La Russie avait fourni 1,7 million de spectateurs à "Astérix et Obélix : mission Cléopâtre" (2). Le film d'Alain Chabat avait réalisé 24 millions d'entrées mondiales dont une quinzaine en France, un peu mieux que celui de Claude Zidi (10 millions d'entrées France pour 24 millions d'entrées mondiales). « Celui d'Alain Chabat était peut-être le plus drôle », reconnaît Thomas Langmann (2). Il fait allusion à l'humour Canal Plus au niveau duquel ce troisième épisode ne s'élève jamais. « Il fallait un humour qui soit compréhensible par un public européen », souligne Thomas Langmann. L'humour gaulois victime de la mondialisation ? Il est vrai que pas moins de 20 millions d'euros de marketing ont été investis pour sa sortie.
Ajoutons un budget de 78 millions d'euros, le plus gros pour un film en langue française, mais le deuxième derrière "Le cinquième élément" de Luc Besson (tourné en anglais), quand le précédent Astérix n'avait coûté que... 49 millions d'euros. A ce prix, irréductibles ou pas, nos deux Gaulois sont rentrés dans le rang... européen.

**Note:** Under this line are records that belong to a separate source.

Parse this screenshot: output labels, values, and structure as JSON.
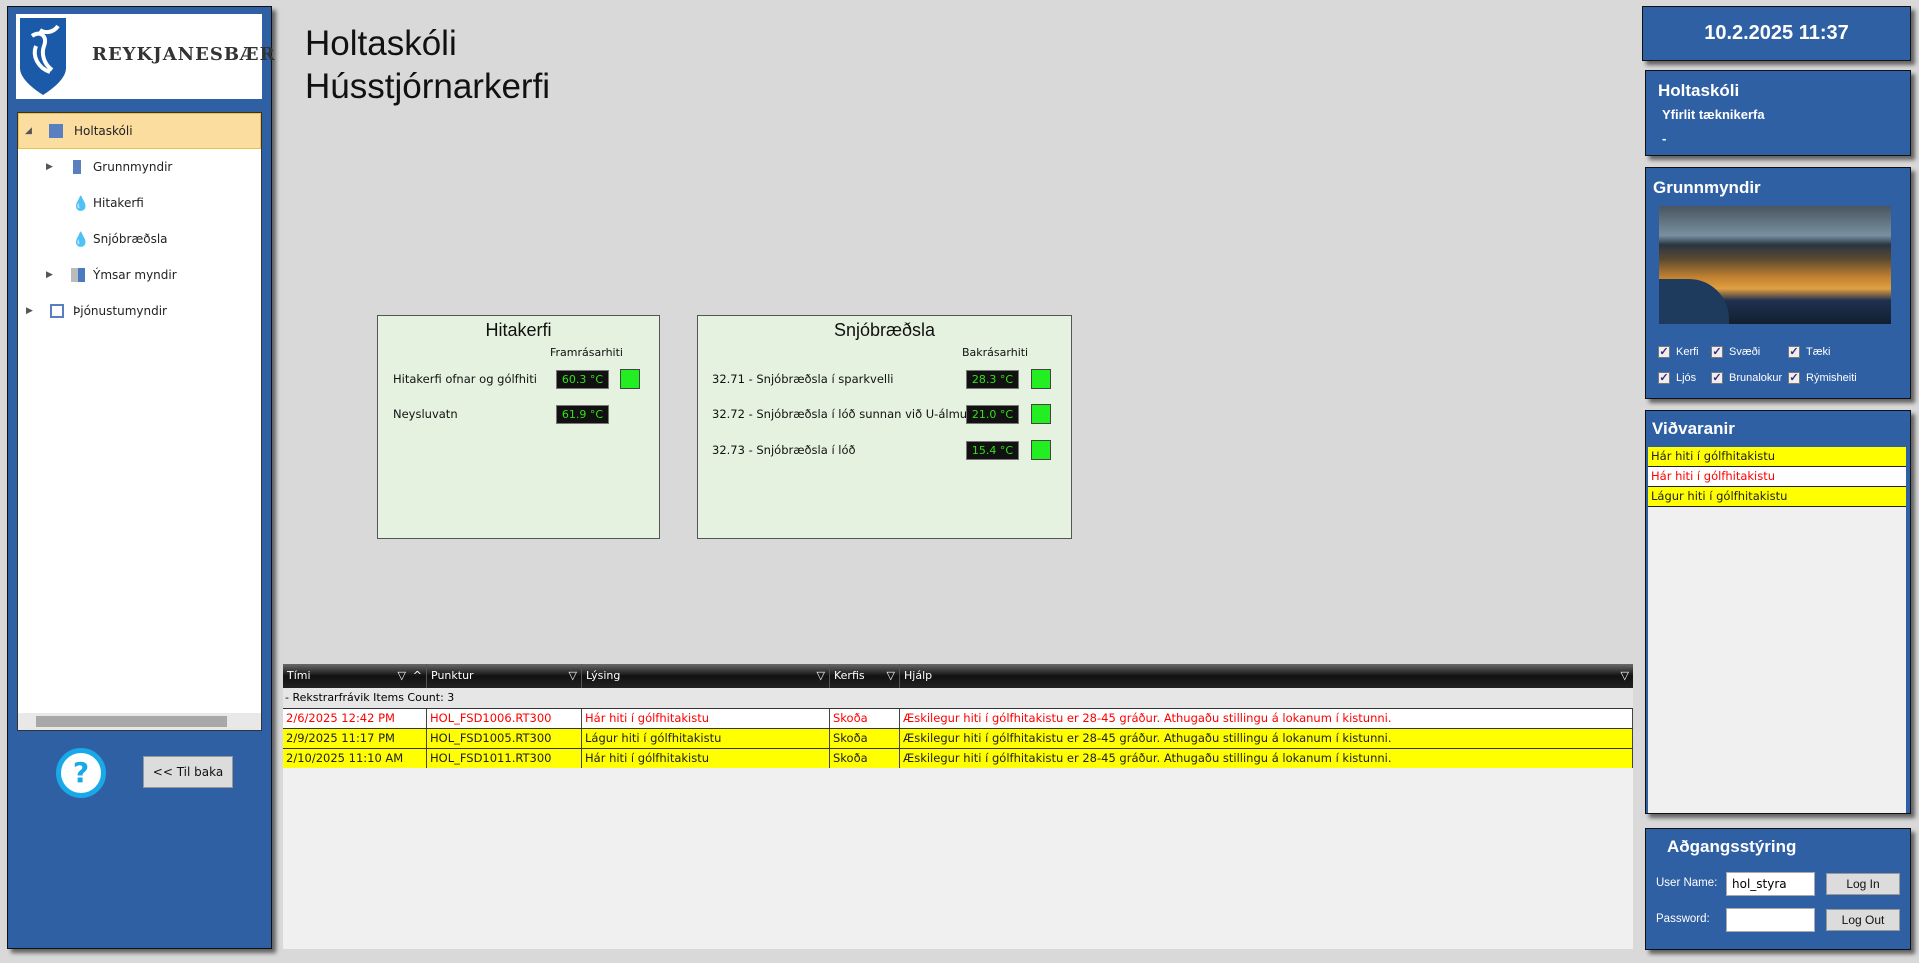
{
  "logo": {
    "text": "REYKJANESBÆR"
  },
  "tree": [
    {
      "label": "Holtaskóli",
      "icon": "building-icon",
      "selected": true
    },
    {
      "label": "Grunnmyndir",
      "icon": "floorplan-icon"
    },
    {
      "label": "Hitakerfi",
      "icon": "water-drop-icon"
    },
    {
      "label": "Snjóbræðsla",
      "icon": "water-drop-icon"
    },
    {
      "label": "Ýmsar myndir",
      "icon": "tiles-icon"
    },
    {
      "label": "Þjónustumyndir",
      "icon": "monitor-icon"
    }
  ],
  "left": {
    "help": "?",
    "back": "<< Til baka"
  },
  "title": {
    "line1": "Holtaskóli",
    "line2": "Hússtjórnarkerfi"
  },
  "hitakerfi": {
    "title": "Hitakerfi",
    "col": "Framrásarhiti",
    "rows": [
      {
        "label": "Hitakerfi ofnar og gólfhiti",
        "value": "60.3 °C",
        "status": "ok"
      },
      {
        "label": "Neysluvatn",
        "value": "61.9 °C"
      }
    ]
  },
  "snjo": {
    "title": "Snjóbræðsla",
    "col": "Bakrásarhiti",
    "rows": [
      {
        "label": "32.71 - Snjóbræðsla í sparkvelli",
        "value": "28.3 °C",
        "status": "ok"
      },
      {
        "label": "32.72 - Snjóbræðsla í lóð sunnan við U-álmu",
        "value": "21.0 °C",
        "status": "ok"
      },
      {
        "label": "32.73 - Snjóbræðsla í lóð",
        "value": "15.4 °C",
        "status": "ok"
      }
    ]
  },
  "grid": {
    "columns": [
      "Tími",
      "Punktur",
      "Lýsing",
      "Kerfis",
      "Hjálp"
    ],
    "group": "- Rekstrarfrávik Items Count: 3",
    "rows": [
      [
        "2/6/2025 12:42 PM",
        "HOL_FSD1006.RT300",
        "Hár hiti í gólfhitakistu",
        "Skoða",
        "Æskilegur hiti í gólfhitakistu er 28-45 gráður. Athugaðu stillingu á lokanum í kistunni."
      ],
      [
        "2/9/2025 11:17 PM",
        "HOL_FSD1005.RT300",
        "Lágur hiti í gólfhitakistu",
        "Skoða",
        "Æskilegur hiti í gólfhitakistu er 28-45 gráður. Athugaðu stillingu á lokanum í kistunni."
      ],
      [
        "2/10/2025 11:10 AM",
        "HOL_FSD1011.RT300",
        "Hár hiti í gólfhitakistu",
        "Skoða",
        "Æskilegur hiti í gólfhitakistu er 28-45 gráður. Athugaðu stillingu á lokanum í kistunni."
      ]
    ]
  },
  "right": {
    "datetime": "10.2.2025 11:37",
    "info": {
      "title": "Holtaskóli",
      "subtitle": "Yfirlit tæknikerfa",
      "detail": "-"
    },
    "grunn": {
      "title": "Grunnmyndir",
      "checks": [
        "Kerfi",
        "Svæði",
        "Tæki",
        "Ljós",
        "Brunalokur",
        "Rýmisheiti"
      ]
    },
    "vidv": {
      "title": "Viðvaranir",
      "items": [
        "Hár hiti í gólfhitakistu",
        "Hár hiti í gólfhitakistu",
        "Lágur hiti í gólfhitakistu"
      ]
    },
    "acc": {
      "title": "Aðgangsstýring",
      "user_label": "User Name:",
      "user_value": "hol_styra",
      "pass_label": "Password:",
      "login": "Log In",
      "logout": "Log Out"
    }
  },
  "colors": {
    "panel": "#3060a4",
    "warn": "#ffff00",
    "alarm": "#ff0000",
    "ok": "#22ee22"
  }
}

D'ailleurs ils sont tellement effacés nos Gaulois qu'ils en paraissent fades, à un ou deux gags prêts, Obélix / Depardieu déclamant du "Cyrano"... «Ce que dit Astérix n'est pas passionnant, c'est sa manière de le dire », se justifie Clovis Cornillac.
Reste que s'il n'y avait pas le duel à mort entre César/Delon et Brutus/Poelvoorde, ces olympiades sportives et sentimentales paraîtraient bien ennuyeuses. Ça s'anime un peu lors du banquet final où s'invitent quelques stars du monde sportifs, Tony Parker, Mauresmo ou Zidane une vessie de porc gonflée dans ses pieds que lui dispute Jamel Debbouze revenu en Numérobis. C'est presque une invitation à revoir le film d'Alain Chabat.
Richard Pevny
(1) "Astérix aux jeux Olympiques", le making-of en 365 images. Editions La Martinière. 29 euros.
(2) Le Film français, 21 décembre 2007.


Article paru dans l'Indépendant du samedi 26 janvier 2008.